Hot Springs National Park
ARKANSAS (Score: 55)

"This urban park preserves the tradition of 'taking the waters.' Bathhouse Row is an architectural wonder" —which needs "millions more for renovation." The town's historic district is compatible, but not sprawl on the fringe.

21. Mount Rushmore National Memorial/Badlands National Park
SOUTH DAKOTA (Score: 54)

"Two different experiences. Badlands is relatively remote and unspoiled; Rushmore is like a shopping mall." Rushmore can still stir the patriotic blood, but gateways are "cheesy and sprawling" and relations with the Lakota Sioux, who claim part of Badlands, are "edgy."

22. Carlsbad Caverns National Park
NEW MEXICO (Score: 53)

 Panelists split on Carlsbad's tourist sections, from "good visitor control and education" to "significant formation damage" and "a case study in placing visitor use above sustainability. Shameful." Above ground, the park draws praise, the gateways criticism—"glitzy tourist attractions unsuited to the landscape."

Grand Canyon
National Park
ARIZONA (Score: 53)

At this "geological wonder of the world," South Rim throngs dominate the visitor experience. "The chances of finding a peaceful South Rim sunset spot are equal to winning at a Vegas casino." Many panelists also take points off for incoming air pollution, noisy overflights, too many cars generally, the failure to bring in trolleys instead, and disrupted water levels in the Colorado River. The Tusayan gateway is "filling up with fast-food and hotel chains with no sense of place."

Point Pelee National Park
ONTARIO, CANADA (Score: 53)

"Heavily impacted by the feet of birders" and ecologically isolated between farmland and Lake Erie, tiny, stressed Point Pelee's birding fame has made bird habitats regionally popular, as in the lauded gateway town of Leamington.

23. Gettysburg National Military Park
PENNSYLVANIA (Score: 51)

The consensus on notoriously tacky Gettysburg?
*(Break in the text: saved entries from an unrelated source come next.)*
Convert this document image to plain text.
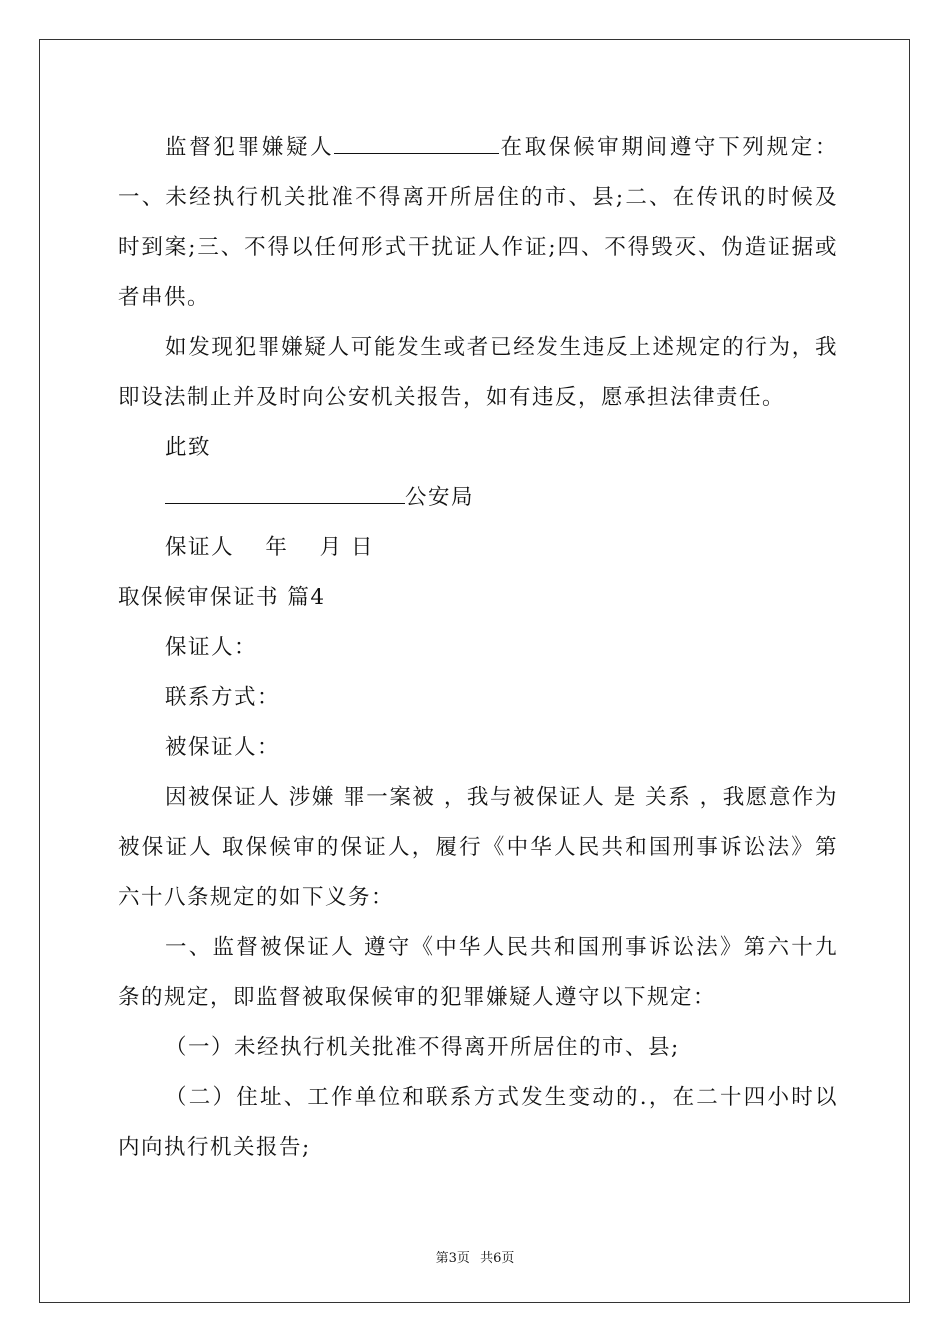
监督犯罪嫌疑人	在取保候审期间遵守下列规定：一、未经执行机关批准不得离开所居住的市、县;二、在传讯的时候及时到案;三、不得以任何形式干扰证人作证;四、不得毁灭、伪造证据或者串供。

如发现犯罪嫌疑人可能发生或者已经发生违反上述规定的行为，我即设法制止并及时向公安机关报告，如有违反，愿承担法律责任。

此致

公安局

保证人　 年　 月 日

取保候审保证书 篇4

保证人：

联系方式：

被保证人：

因被保证人 涉嫌 罪一案被 ，我与被保证人 是 关系 ，我愿意作为被保证人 取保候审的保证人，履行《中华人民共和国刑事诉讼法》第六十八条规定的如下义务：

一、监督被保证人 遵守《中华人民共和国刑事诉讼法》第六十九条的规定，即监督被取保候审的犯罪嫌疑人遵守以下规定：

（一）未经执行机关批准不得离开所居住的市、县;

（二）住址、工作单位和联系方式发生变动的.，在二十四小时以内向执行机关报告;

第3页 共6页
It's getting better. "Taking down the observation tower and curtailing the most obnoxious elements in the encroaching phalanx of fast-food establishments represents a victory." Park management is improving, and the historic downtown thriving, but so is adjacent sprawl and "a dense corridor of wax museums, T-shirt shops, and chain eateries."

Yellowstone/Grand Teton National Parks
IDAHO, MONTANA, WYOMING (Score: 51)

"Yellowstone, our oldest national park, faces some of the most serious threats—water quality, erosion, overuse, wildlife issues. The local community is informed and supportive" except perhaps for the controversial snowmobile proponents, lambasted by many panelists, with a minority mildly dissenting. "Teton is in better shape than Yellowstone, but both are overrun" except for Yellowstone's big backcountry.
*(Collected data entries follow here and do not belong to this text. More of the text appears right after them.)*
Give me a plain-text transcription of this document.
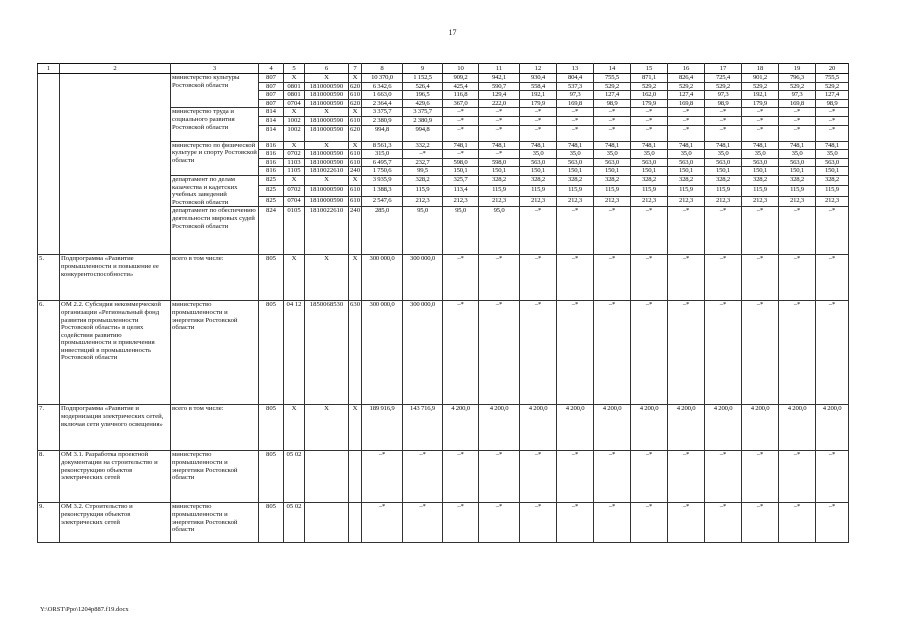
17
1	2	3	4	5	6	7	8	9	10	11	12	13	14	15	16	17	18	19	20
		министерство культуры Ростовской области	807	X	X	X	10 370,0	1 152,5	909,2	942,1	930,4	804,4	755,5	871,1	826,4	725,4	901,2	796,3	755,5
			807	0801	1810000590	620	6 342,6	526,4	425,4	590,7	558,4	537,3	529,2	529,2	529,2	529,2	529,2	529,2	529,2
			807	0801	1810000590	610	1 663,0	196,5	116,8	129,4	192,1	97,3	127,4	162,0	127,4	97,3	192,1	97,3	127,4
			807	0704	1810000590	620	2 364,4	429,6	367,0	222,0	179,9	169,8	98,9	179,9	169,8	98,9	179,9	169,8	98,9
		министерство труда и социального развития Ростовской области	814	X	X	X	3 375,7	3 375,7	–*	–*	–*	–*	–*	–*	–*	–*	–*	–*	–*
			814	1002	1810000590	610	2 380,9	2 380,9	–*	–*	–*	–*	–*	–*	–*	–*	–*	–*	–*
			814	1002	1810000590	620	994,8	994,8	–*	–*	–*	–*	–*	–*	–*	–*	–*	–*	–*
		министерство по физической культуре и спорту Ростовской области	816	X	X	X	8 561,3	332,2	748,1	748,1	748,1	748,1	748,1	748,1	748,1	748,1	748,1	748,1	748,1
			816	0702	1810000590	610	315,0	–*	–*	–*	35,0	35,0	35,0	35,0	35,0	35,0	35,0	35,0	35,0
			816	1103	1810000590	610	6 495,7	232,7	598,0	598,0	563,0	563,0	563,0	563,0	563,0	563,0	563,0	563,0	563,0
			816	1105	1810022610	240	1 750,6	99,5	150,1	150,1	150,1	150,1	150,1	150,1	150,1	150,1	150,1	150,1	150,1
		департамент по делам казачества и кадетских учебных заведений Ростовской области	825	X	X	X	3 935,9	328,2	325,7	328,2	328,2	328,2	328,2	328,2	328,2	328,2	328,2	328,2	328,2
			825	0702	1810000590	610	1 388,3	115,9	113,4	115,9	115,9	115,9	115,9	115,9	115,9	115,9	115,9	115,9	115,9
			825	0704	1810000590	610	2 547,6	212,3	212,3	212,3	212,3	212,3	212,3	212,3	212,3	212,3	212,3	212,3	212,3
		департамент по обеспечению деятельности мировых судей Ростовской области	824	0105	1810022610	240	285,0	95,0	95,0	95,0	–*	–*	–*	–*	–*	–*	–*	–*	–*
5.	Подпрограмма «Развитие промышленности и повышение ее конкурентоспособности»	всего в том числе:	805	X	X	X	300 000,0	300 000,0	–*	–*	–*	–*	–*	–*	–*	–*	–*	–*	–*
6.	ОМ 2.2. Субсидия некоммерческой организации «Региональный фонд развития промышленности Ростовской области» в целях содействия развитию промышленности и привлечения инвестиций в промышленность Ростовской области	министерство промышленности и энергетики Ростовской области	805	04 12	1850068530	630	300 000,0	300 000,0	–*	–*	–*	–*	–*	–*	–*	–*	–*	–*	–*
7.	Подпрограмма «Развитие и модернизация электрических сетей, включая сети уличного освещения»	всего в том числе:	805	X	X	X	189 916,9	143 716,9	4 200,0	4 200,0	4 200,0	4 200,0	4 200,0	4 200,0	4 200,0	4 200,0	4 200,0	4 200,0	4 200,0
8.	ОМ 3.1. Разработка проектной документации на строительство и реконструкцию объектов электрических сетей	министерство промышленности и энергетики Ростовской области	805	05 02			–*	–*	–*	–*	–*	–*	–*	–*	–*	–*	–*	–*	–*
9.	ОМ 3.2. Строительство и реконструкция объектов электрических сетей	министерство промышленности и энергетики Ростовской области	805	05 02			–*	–*	–*	–*	–*	–*	–*	–*	–*	–*	–*	–*	–*
Y:\ORST\Ppo\1204p887.f19.docx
24. Cape Hatteras National Seashore
NORTH CAROLINA (Score: 50)

The nation's grandest stretch of barrier island beach is "obscenely over-developed" north of the National Seashore. "This place doesn't have the same family feel that it used to have." At the south end, Ocracoke still draws praise.


Rock Bottom

Destructive external pressures and major internal difficulties afflict three parks.

25. Shenandoah National Park
VIRGINIA (Score: 48)

Best of the beset by far, Shenandoah needs a buffer zone to protect its famous vistas from more residential sprawl. Haze, invasive species, and plant diseases add to its troubles. Several panelists agree on the secret to a visit: "Hoards drive along Skyline Drive and see each other's bumpers, but a back dirt road can take you to miles of hiking without a soul in sight." Gateway town centers retain some charm.